Theory

This page explains the theoretical foundation and mathematical details of scTOP.

Overview

scTOP (Single-cell Type Order Parameters) identifies cell phenotypes by projecting single-cell expression profiles onto a reference basis of known cell types. The method uses order parameters for Hopfield networks as defined by Kanter and Sompolinsky.

Theoretical Background

This method is described in detail in scTOP: physics-inspired order parameters for cellular identification and visualization by Maria Yampolskaya, Michael J. Herriges, Laertis Ikonomou, Darrell Kotton, and Pankaj Mehta.

Key Concepts

Cell fate coordinates: In physics, order parameters are a macroscopic variable describing the phase of a system. For cell types, Hopfield-inspired order parameters measure cellular identity, and can be used to define the coordinates of cell fate space.

Cell Type as Attractor State: This approach is inspired by the Waddington landscape and treating cell types as attractors in a Hopfield network. Each cell type corresponds to a stable attractor in gene expression space.

Projection onto Basis: By creating a basis from reference cell types, we can decompose any sample’s expression profile into contributions from each cell type.

Mathematical Framework

Notation

  • \(\\xi\): Basis matrix (genes × cell types)

  • \(\\mathbf{s}\): Processed sample vector (genes × 1)

  • \(\\mathbf{a}\): Cell type scores (cell types × 1)

  • \(G\): Number of genes

  • \(C\): Number of cell types

Data Processing

Step 1: Normalization

Each sample is independently normalized by library size:

\[\begin{split}x'_{g,i} = \\frac{x_{g,i}}{\\sum_{g'} x_{g',i}}\end{split}\]

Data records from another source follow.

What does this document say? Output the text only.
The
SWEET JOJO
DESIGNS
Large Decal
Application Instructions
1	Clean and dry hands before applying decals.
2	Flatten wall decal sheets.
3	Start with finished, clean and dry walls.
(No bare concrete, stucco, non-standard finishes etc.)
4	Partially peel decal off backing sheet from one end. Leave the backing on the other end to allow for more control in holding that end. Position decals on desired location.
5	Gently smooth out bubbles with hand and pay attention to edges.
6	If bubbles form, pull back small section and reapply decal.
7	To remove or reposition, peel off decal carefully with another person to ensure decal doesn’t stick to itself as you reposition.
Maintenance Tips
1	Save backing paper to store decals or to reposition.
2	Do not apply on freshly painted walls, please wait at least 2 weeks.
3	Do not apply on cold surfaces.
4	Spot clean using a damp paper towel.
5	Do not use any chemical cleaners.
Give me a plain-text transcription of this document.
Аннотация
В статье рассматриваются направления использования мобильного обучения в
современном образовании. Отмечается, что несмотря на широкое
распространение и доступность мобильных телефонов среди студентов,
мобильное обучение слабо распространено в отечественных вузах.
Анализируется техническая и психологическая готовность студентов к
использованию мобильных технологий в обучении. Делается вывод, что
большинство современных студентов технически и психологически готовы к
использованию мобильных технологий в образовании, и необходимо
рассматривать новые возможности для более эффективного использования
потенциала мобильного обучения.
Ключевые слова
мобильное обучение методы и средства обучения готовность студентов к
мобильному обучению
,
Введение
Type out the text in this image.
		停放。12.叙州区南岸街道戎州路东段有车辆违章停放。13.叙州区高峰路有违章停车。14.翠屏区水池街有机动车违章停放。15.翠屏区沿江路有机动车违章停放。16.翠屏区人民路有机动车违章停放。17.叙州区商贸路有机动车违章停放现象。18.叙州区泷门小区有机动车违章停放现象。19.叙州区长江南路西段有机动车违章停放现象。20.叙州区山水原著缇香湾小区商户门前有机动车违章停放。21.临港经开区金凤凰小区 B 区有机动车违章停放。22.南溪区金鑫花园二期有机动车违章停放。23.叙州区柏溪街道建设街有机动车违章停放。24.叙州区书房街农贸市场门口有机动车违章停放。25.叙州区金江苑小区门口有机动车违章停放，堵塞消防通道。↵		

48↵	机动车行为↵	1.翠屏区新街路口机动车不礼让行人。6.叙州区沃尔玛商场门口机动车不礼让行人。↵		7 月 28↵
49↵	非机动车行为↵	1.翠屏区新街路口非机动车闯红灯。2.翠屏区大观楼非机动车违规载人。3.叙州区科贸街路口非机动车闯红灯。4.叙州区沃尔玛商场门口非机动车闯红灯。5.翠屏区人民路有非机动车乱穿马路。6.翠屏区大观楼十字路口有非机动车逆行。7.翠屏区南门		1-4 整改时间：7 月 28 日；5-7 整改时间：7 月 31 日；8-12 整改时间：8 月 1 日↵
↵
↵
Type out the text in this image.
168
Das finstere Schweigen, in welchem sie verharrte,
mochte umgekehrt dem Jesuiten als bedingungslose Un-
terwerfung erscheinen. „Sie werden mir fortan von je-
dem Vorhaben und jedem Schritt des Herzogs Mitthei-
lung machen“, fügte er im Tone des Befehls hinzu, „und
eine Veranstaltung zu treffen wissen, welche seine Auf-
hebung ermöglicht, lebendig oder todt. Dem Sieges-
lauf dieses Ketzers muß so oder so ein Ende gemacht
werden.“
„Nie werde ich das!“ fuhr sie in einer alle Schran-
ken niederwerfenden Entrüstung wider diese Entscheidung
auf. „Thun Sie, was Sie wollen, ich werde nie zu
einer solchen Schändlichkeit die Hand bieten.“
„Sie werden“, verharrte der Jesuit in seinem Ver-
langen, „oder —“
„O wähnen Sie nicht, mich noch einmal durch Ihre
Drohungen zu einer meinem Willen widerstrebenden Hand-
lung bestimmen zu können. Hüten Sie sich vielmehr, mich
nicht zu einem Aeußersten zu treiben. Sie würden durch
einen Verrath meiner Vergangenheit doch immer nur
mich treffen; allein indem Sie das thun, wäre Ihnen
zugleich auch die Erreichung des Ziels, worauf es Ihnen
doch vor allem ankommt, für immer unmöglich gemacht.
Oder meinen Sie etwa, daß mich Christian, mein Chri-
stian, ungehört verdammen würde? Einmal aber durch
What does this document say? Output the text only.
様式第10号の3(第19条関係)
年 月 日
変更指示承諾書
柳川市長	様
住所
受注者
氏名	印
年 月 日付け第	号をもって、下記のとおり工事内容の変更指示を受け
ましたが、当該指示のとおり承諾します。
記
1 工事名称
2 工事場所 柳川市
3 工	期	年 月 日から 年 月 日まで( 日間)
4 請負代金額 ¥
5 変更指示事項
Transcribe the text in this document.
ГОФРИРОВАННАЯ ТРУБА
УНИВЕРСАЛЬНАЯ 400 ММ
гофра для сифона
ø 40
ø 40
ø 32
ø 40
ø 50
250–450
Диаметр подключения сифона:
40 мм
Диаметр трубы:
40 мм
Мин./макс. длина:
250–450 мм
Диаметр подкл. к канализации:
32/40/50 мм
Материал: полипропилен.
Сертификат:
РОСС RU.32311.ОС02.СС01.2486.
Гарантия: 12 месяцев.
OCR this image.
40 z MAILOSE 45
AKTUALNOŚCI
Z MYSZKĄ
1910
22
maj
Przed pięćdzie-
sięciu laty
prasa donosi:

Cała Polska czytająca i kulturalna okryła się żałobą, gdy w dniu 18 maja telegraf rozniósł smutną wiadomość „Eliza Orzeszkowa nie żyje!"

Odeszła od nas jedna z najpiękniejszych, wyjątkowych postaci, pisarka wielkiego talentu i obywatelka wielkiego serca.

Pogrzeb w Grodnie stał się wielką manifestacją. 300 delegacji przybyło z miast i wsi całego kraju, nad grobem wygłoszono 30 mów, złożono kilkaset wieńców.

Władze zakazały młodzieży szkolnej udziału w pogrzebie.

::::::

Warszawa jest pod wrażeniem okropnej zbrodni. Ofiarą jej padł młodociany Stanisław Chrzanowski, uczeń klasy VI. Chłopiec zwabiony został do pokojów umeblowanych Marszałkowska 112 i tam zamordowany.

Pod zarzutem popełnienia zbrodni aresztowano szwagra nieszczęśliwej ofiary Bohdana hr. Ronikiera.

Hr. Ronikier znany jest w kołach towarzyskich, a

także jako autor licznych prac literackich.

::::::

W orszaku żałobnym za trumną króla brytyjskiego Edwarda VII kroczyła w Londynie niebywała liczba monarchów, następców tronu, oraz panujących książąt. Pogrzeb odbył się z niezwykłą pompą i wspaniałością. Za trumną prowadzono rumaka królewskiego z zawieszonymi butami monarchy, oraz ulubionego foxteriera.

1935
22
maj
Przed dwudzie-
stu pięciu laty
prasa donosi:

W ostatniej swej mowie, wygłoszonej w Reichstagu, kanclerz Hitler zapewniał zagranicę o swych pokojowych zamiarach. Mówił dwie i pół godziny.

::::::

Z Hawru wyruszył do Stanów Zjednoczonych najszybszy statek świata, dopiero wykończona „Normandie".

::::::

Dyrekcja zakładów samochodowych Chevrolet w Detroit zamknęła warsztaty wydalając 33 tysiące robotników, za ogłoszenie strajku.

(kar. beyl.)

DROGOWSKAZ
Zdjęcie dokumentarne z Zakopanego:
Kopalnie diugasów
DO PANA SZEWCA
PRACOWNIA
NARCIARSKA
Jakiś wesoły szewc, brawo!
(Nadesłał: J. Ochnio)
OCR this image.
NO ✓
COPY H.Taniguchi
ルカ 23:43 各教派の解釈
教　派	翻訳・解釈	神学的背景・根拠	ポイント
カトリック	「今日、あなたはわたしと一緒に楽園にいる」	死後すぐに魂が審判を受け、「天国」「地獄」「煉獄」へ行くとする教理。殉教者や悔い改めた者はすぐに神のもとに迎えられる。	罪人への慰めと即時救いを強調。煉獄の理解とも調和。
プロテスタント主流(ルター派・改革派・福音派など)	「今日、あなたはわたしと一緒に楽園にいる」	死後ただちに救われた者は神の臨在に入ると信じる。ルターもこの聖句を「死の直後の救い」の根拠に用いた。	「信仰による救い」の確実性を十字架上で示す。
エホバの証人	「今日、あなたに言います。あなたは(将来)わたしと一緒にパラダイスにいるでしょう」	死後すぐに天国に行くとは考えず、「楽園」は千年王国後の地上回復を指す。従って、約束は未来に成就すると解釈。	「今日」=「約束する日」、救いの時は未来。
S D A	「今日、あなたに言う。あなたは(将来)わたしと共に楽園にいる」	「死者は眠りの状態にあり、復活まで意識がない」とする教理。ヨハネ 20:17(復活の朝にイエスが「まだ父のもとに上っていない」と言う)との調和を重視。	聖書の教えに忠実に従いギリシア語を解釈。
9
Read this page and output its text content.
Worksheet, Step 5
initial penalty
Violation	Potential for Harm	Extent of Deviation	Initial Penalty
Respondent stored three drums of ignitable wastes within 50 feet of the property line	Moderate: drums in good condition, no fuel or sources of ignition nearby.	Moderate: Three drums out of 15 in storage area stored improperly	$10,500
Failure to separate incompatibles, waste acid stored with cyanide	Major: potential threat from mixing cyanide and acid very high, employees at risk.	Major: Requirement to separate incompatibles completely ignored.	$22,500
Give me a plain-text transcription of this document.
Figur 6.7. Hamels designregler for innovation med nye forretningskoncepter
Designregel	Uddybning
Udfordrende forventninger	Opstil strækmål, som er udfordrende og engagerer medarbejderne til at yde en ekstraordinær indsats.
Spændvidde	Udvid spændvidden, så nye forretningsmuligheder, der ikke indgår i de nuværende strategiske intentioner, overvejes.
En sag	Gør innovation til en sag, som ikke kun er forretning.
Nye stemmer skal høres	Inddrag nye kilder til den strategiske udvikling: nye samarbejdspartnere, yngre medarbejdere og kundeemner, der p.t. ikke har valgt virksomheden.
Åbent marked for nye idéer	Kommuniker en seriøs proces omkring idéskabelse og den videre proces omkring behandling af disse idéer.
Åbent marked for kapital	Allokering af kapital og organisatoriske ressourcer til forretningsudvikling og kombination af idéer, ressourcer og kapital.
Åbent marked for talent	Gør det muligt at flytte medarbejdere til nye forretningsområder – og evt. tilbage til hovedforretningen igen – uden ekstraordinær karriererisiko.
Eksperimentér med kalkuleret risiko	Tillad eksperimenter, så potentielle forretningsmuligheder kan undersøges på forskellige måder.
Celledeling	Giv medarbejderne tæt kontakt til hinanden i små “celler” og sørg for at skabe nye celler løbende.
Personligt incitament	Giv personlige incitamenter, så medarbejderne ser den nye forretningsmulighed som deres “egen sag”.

where \(x_{g,i}\) is the raw count for gene \(g\) in sample \(i\).

Purpose: Remove technical variation due to sequencing depth.

Step 2: Log Transformation

\[\begin{split}y_{g,i} = \\log_2(x'_{g,i} + 1)\end{split}\]

Purpose: Stabilize variance and reduce the influence of highly expressed genes.

Step 3: Rank-Based Z-Score Transform

For each sample \(i\):

  1. Rank genes: Assign ranks \(r_{g,i} \\in [1, G]\) to genes based on \(y_{g,i}\)

  2. Handle ties: Use average rank for tied values

  3. Convert to percentiles:

    \[\begin{split}p_{g,i} = \\frac{r_{g,i}}{G + 1}\end{split}\]
  4. Apply inverse normal CDF (probit transform):

    \[\begin{split}z_{g,i} = \\Phi^{-1}(p_{g,i}) = \\sqrt{2} \\cdot \\text{erf}^{-1}(2p_{g,i} - 1)\end{split}\]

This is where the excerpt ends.